Healless, from Chorley, had told openly gay Mr Davies, from Skelmersdale, that he was "not out yet" and suggested a "discreet spot" halfway between their two homes for their first meeting.

He stabbed the teenager 128 times at the remote woodland area, dragging him through the mud while he was still alive and covering his body with branches and leaves.

Image source, Lancashire Police
Image caption,

Brian Healless was transferred to a mental health hospital on the day of his sentencing

Psychiatrists who examined Healless agreed he was suffering from paranoid schizophrenia at the time of the killing.

But jurors rejected his defence that his responsibility for the killing was diminished by his mental state.

Healless, from Chorley, also tried to set up similar outdoor meetings with four other men on Grindr in the days after the killing.

The judge said it was "extremely fortuitous" that he was "arrested before anyone else suffered the same fate".

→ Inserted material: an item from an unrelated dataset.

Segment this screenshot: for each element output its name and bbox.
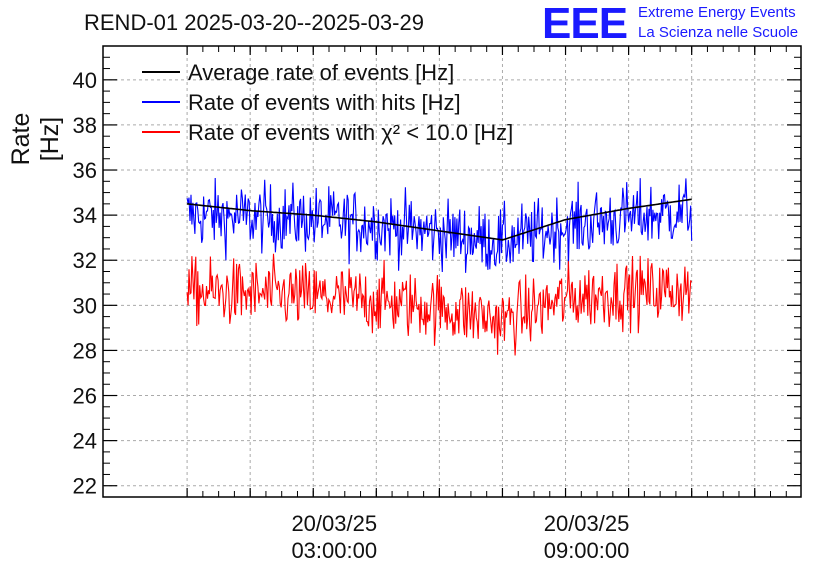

Before his conviction, Healless was treated at Guild Lodge Hospital in Preston and was returned there on the day of his sentencing, after a request from the doctor overseeing his care - who also gave evidence for the defence at the trial.

'Brutal murder'

Beverley Davies said she was "shocked" to learn weeks later of the move.

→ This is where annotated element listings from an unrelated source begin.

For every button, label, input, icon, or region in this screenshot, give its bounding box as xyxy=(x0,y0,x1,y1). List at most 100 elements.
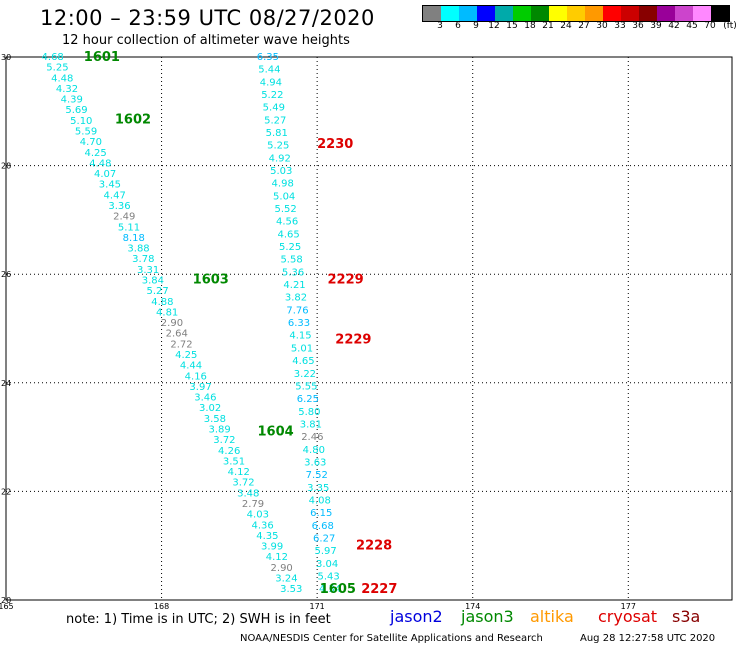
legend-label: 36 xyxy=(632,21,644,31)
color-scale-labels: 3 6 9 12 15 18 21 24 27 30 33 36 39 42 45 70 (ft) xyxy=(422,21,740,35)
pass-label: 1604 xyxy=(258,425,294,440)
wave-height-point: 4.16 xyxy=(185,371,207,382)
wave-height-point: 5.55 xyxy=(295,381,317,392)
plot-frame xyxy=(5,56,733,601)
wave-height-point: 4.39 xyxy=(61,95,83,106)
wave-height-point: 4.35 xyxy=(256,531,278,542)
wave-height-point: 4.07 xyxy=(94,169,116,180)
wave-height-point: 4.81 xyxy=(156,307,178,318)
wave-height-point: 4.15 xyxy=(289,331,311,342)
legend-swatch xyxy=(477,6,495,21)
pass-label: 1602 xyxy=(115,112,151,127)
wave-height-point: 3.72 xyxy=(232,478,254,489)
wave-height-point: 5.04 xyxy=(273,191,295,202)
wave-height-point: 3.04 xyxy=(316,559,338,570)
legend-label: 12 xyxy=(488,21,500,31)
wave-height-point: 4.36 xyxy=(251,520,273,531)
wave-height-point: 4.08 xyxy=(309,495,331,506)
wave-height-plot: 165 168 171 174 1773028262422204.685.254.484… xyxy=(0,50,733,610)
wave-height-point: 3.72 xyxy=(213,435,235,446)
legend-label: 45 xyxy=(686,21,698,31)
legend-swatch xyxy=(423,6,441,21)
legend-swatch xyxy=(585,6,603,21)
legend-swatch xyxy=(639,6,657,21)
legend-swatch xyxy=(531,6,549,21)
wave-height-point: 4.34 xyxy=(319,584,341,595)
pass-label: 2227 xyxy=(361,582,397,597)
pass-label: 2229 xyxy=(328,273,364,288)
pass-label: 2230 xyxy=(317,137,353,152)
y-tick-label: 24 xyxy=(1,379,11,388)
wave-height-point: 3.97 xyxy=(189,382,211,393)
legend-label: 24 xyxy=(560,21,572,31)
wave-height-point: 3.51 xyxy=(223,456,245,467)
x-tick-label: 171 xyxy=(310,602,325,610)
legend-swatch xyxy=(657,6,675,21)
legend-label: 27 xyxy=(578,21,590,31)
wave-height-point: 4.12 xyxy=(228,467,250,478)
wave-height-point: 2.90 xyxy=(271,563,293,574)
wave-height-point: 5.25 xyxy=(46,63,68,74)
wave-height-point: 5.11 xyxy=(118,222,140,233)
wave-height-point: 3.22 xyxy=(294,369,316,380)
wave-height-point: 4.03 xyxy=(247,510,269,521)
wave-height-point: 5.81 xyxy=(266,128,288,139)
legend-swatch xyxy=(495,6,513,21)
wave-height-point: 8.18 xyxy=(123,233,145,244)
wave-height-point: 5.27 xyxy=(146,286,168,297)
satellite-legend-s3a: s3a xyxy=(672,607,701,626)
wave-height-point: 6.27 xyxy=(313,533,335,544)
wave-height-point: 5.27 xyxy=(264,115,286,126)
legend-label: 3 xyxy=(437,21,443,31)
legend-label: 9 xyxy=(473,21,479,31)
wave-height-point: 3.45 xyxy=(99,180,121,191)
wave-height-point: 3.84 xyxy=(142,275,164,286)
wave-height-point: 2.72 xyxy=(170,339,192,350)
wave-height-point: 4.25 xyxy=(175,350,197,361)
wave-height-point: 5.10 xyxy=(70,116,92,127)
y-tick-label: 30 xyxy=(1,53,11,62)
x-tick-label: 174 xyxy=(465,602,480,610)
wave-height-point: 2.46 xyxy=(301,432,323,443)
wave-height-point: 6.35 xyxy=(257,52,279,63)
legend-swatch xyxy=(603,6,621,21)
credit-line: NOAA/NESDIS Center for Satellite Applica… xyxy=(240,633,543,644)
wave-height-point: 4.92 xyxy=(269,153,291,164)
wave-height-point: 6.25 xyxy=(297,394,319,405)
wave-height-point: 4.88 xyxy=(151,297,173,308)
wave-height-point: 4.80 xyxy=(303,445,325,456)
wave-height-point: 5.36 xyxy=(282,267,304,278)
wave-height-point: 5.44 xyxy=(258,65,280,76)
y-tick-label: 28 xyxy=(1,162,11,171)
wave-height-point: 3.82 xyxy=(285,293,307,304)
wave-height-point: 4.48 xyxy=(89,158,111,169)
legend-label: 18 xyxy=(524,21,536,31)
wave-height-point: 3.88 xyxy=(127,244,149,255)
legend-label: (ft) xyxy=(723,21,737,31)
satellite-legend-cryosat: cryosat xyxy=(598,607,658,626)
x-tick-label: 168 xyxy=(154,602,169,610)
wave-height-point: 3.89 xyxy=(209,424,231,435)
legend-swatch xyxy=(441,6,459,21)
wave-height-point: 3.24 xyxy=(275,573,297,584)
pass-label: 1601 xyxy=(84,50,120,65)
x-tick-label: 165 xyxy=(0,602,14,610)
wave-height-point: 4.65 xyxy=(292,356,314,367)
wave-height-point: 3.48 xyxy=(237,488,259,499)
y-tick-label: 20 xyxy=(1,596,11,605)
satellite-legend-altika: altika xyxy=(530,607,574,626)
legend-swatch xyxy=(693,6,711,21)
wave-height-point: 4.21 xyxy=(283,280,305,291)
pass-label: 1603 xyxy=(193,273,229,288)
wave-height-point: 4.25 xyxy=(84,148,106,159)
legend-label: 6 xyxy=(455,21,461,31)
legend-swatch xyxy=(567,6,585,21)
legend-label: 33 xyxy=(614,21,626,31)
wave-height-point: 3.53 xyxy=(280,584,302,595)
wave-height-point: 2.64 xyxy=(166,329,188,340)
legend-label: 42 xyxy=(668,21,680,31)
wave-height-point: 5.22 xyxy=(261,90,283,101)
legend-label: 30 xyxy=(596,21,608,31)
color-scale-legend xyxy=(422,5,730,22)
legend-swatch xyxy=(459,6,477,21)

"I was told he was off to prison and it was only weeks after, when the Probation Service got in contact with me, I was told he was only in prison for the two hours and then he was swept back to Guild Lodge."

She said she felt "justice has not been served on a sadistic murderer and a potential serial killer who should never be released into society".

"I will never be a grandmother. I am the one who has to live with the facts of my son's brutal murder," she said.

"He is so dangerous. Why is he not in a high secure hospital?

"I have asked for a general impression of what life is like in Guild Lodge, but there just seems to be a barrier where the public are not allowed to know about what the conditions are like in a medium secure hospital."

Image source, Lancashire Police
Image caption,

CCTV captured Healless riding away from the scene on his mountain bike

Mrs Davies was told in a letter from Alex Chalk MP, Parliamentary Under-Secretary of State for Justice, that officials had relied on assessments from four independent psychiatrists, which confirmed that Healless continued to suffer from a mental disorder requiring hospital treatment.

Mr Chalk said the transfer on the same day - which was "not usual but by no means unprecedented" - was not a matter for the sentencing judge and "did not in any way subvert the life sentence he had passed".

He added that Healless was a "restricted patient" and the clinicians treating him had assessed a medium secure facility was appropriate for him concerning "his mental disorder and the risk he presents to others".

A Ministry of Justice spokesman said: "We have listened to Mrs Davies' concerns and apologised for the fact she was not updated promptly.

"Prisoners may be transferred for treatment in mental health hospitals, based on assessments by expert clinicians, but will return to serve their sentence in prison once they are fit to do so."

Julian Hendy, from the Hundred Families charity, said he believed the judge's decision to imprison Healless "has now been overturned, not by the justice system in open court but by doctors deciding in secret".

"There are surely serious questions to be asked about the decision to transfer him so quickly from prison to hospital, and whether justice has been truly served."